I finished The Girl On The Train last night, and it works in terms of it’s paring back to a perfect, bone clean thriller. It will be a formula that will appear in varying forms of quality, a template that will see a rash of similarly themed conceits without any real examination as to what made the original such a success. It moved constantly, between multiple viewpoints and it’s characters were duplicitous, unreliable and were magnificent sketches of self-deception and damage. It’s noir, essentially, if you were to define it, with a nod to psychology in that it deals with alcoholism, transference and a few other concepts. It is chockful of reversals and revelations and even the ending itself doesn’t fade out on sunshine and kisses, looking instead to retain the same atmosphere until the final word. You can tell that Paula Hawkins was a journalist in the retention of focus throughout. She also shares the same gift for the portrayal of female damage as Gillian Flynn and Megan Abbott.

It’s strange to read that, whilst working on Lawful Evil, although I can’t say what my book is, truly, until the second draft. The exploratory draft, although working to a story grid, which allows me to hit certain points and meet genre expectations is still a slow walk, a long exhale until my lungs are empty. However, my experience knows when I am meandering a little, but I still get it down anyway. In the next stage, I might read through it and not transcribe it all, a paragraph, a sentence can advance things along and if the scene doesn’t speak to the controlling ideas of the book, then it is cut without hesitation. You cannot be precious about the writing that doesn’t move the story forward or illuminate the theme.

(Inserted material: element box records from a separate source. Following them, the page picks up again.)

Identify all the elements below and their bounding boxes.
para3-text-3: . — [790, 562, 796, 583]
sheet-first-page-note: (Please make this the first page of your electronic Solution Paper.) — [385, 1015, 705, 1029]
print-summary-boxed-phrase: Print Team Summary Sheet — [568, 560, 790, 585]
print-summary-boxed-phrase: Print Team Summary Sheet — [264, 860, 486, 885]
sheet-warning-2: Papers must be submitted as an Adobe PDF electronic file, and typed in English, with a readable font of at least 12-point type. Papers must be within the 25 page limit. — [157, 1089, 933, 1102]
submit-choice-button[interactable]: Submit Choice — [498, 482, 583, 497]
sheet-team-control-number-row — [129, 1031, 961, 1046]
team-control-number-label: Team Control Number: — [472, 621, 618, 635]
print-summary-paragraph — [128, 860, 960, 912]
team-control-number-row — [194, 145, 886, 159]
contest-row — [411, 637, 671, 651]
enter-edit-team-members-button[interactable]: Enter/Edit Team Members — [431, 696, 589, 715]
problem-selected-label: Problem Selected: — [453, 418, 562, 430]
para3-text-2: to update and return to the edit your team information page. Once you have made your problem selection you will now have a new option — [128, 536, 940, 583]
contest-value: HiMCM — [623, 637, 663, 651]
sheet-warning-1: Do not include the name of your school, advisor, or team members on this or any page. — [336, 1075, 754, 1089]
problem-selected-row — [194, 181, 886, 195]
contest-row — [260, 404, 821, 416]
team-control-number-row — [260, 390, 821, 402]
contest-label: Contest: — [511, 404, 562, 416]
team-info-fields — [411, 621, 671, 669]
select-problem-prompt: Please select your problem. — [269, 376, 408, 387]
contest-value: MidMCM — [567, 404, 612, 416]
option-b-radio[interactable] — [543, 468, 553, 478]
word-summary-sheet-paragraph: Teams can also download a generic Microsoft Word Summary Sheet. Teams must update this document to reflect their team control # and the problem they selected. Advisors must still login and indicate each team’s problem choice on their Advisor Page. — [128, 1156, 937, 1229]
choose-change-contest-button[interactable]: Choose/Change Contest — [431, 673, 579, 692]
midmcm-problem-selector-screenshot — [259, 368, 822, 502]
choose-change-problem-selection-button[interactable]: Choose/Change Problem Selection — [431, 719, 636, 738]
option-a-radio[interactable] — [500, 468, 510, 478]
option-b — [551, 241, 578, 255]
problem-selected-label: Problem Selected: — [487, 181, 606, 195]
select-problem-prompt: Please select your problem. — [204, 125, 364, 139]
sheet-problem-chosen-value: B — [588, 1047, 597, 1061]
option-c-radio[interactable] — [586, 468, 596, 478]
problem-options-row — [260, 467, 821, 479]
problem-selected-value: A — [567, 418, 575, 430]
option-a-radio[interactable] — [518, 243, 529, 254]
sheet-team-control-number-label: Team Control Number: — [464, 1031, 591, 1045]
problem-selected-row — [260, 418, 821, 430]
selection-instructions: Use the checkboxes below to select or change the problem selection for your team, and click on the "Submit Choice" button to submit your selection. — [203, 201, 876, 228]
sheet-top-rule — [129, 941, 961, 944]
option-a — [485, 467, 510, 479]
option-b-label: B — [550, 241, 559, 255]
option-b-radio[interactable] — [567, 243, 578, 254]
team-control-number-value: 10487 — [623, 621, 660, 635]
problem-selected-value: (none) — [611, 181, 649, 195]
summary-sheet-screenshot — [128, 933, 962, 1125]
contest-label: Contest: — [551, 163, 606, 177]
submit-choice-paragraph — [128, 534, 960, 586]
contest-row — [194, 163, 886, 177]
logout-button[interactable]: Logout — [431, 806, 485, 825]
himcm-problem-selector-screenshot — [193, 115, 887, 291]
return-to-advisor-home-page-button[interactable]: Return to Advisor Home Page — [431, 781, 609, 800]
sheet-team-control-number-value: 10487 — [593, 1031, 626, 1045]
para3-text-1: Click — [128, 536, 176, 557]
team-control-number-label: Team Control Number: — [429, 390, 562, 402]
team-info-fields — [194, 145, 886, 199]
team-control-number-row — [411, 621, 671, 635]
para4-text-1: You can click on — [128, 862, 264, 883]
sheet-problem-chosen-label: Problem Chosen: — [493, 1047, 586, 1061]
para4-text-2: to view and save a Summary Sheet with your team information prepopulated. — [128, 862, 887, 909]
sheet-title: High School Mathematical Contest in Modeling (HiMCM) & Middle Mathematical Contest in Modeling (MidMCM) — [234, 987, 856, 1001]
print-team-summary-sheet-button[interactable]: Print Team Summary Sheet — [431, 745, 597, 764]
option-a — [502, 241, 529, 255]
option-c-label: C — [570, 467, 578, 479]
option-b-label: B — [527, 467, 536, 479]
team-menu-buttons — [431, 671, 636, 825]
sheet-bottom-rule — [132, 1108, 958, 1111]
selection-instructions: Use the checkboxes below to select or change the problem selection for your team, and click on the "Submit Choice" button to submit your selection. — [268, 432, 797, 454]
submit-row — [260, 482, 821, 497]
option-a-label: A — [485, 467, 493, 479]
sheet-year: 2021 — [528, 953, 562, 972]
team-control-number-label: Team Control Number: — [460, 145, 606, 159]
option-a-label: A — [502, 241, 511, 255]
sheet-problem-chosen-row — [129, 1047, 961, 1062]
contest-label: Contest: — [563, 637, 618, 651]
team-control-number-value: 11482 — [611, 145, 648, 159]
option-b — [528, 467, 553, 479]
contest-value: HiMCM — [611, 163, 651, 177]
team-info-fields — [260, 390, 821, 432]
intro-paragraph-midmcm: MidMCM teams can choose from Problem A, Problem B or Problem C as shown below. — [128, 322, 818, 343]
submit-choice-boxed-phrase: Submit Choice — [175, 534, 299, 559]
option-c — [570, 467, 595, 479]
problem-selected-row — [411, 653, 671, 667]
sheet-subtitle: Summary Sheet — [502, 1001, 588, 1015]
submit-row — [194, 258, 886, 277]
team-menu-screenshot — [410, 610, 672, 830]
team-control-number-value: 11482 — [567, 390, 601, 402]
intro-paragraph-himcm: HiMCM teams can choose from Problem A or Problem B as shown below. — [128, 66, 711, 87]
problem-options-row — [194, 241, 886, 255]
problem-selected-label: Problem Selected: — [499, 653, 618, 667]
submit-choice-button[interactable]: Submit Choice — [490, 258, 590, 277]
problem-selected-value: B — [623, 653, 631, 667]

Look at Charles Dickens, and how his stories, his characters were always moving things forward, variations on a theme. In jazz, which I used to think was just noodling until I started playing bass guitar, you work to a common theme and then each instrument is playing variations within that, against one another. It can be as complex as Weather Report or simple like early Miles Davis. Writing can offer that experience, in it’s creation. I see forests of post-it notes outlining every plot point but I know, and have written, from chasing an image or a concept down until I catch it. Sometimes, when it’s on the page, it becomes something else and during the chase, there are insights that go into the book that surprise me.

Sometimes it is about keeping going, building momentum and knowing that you can edit, refine and cut the unnecessary if you need to. I used to believe that the great books I devoured sprung from raw id, thrown into the world with an ease afforded to a gilded few. It takes discipline, effort, a lot of different elements and commitments and those are things you either have within you or learn. Get those things right for you and you’ll produce work every time. Whether that sells is a question I cannot answer yet. When it does, I will let you know. When my first manuscript did not land a publisher, my contemplation of it afforded me a great deal of insight. It was invaluable to me, and informed my writing afterwards. The first book was too heavy on the sexual content but erotica is a wonderful place to develop the conveyance of something primal and refined at once, just that the story meandered a little, details were sent to the sex scenes and then the dramatic elements did not breathe. I’m still working/editing from agent notes on the second book and it’s done from a place of wanting success and focus. The balance between art and commerce is a debate to be had by smarter people than I. Is there a market for your work? That’s the question you should hold off asking until the second draft, just write it and then bring other forces to bear.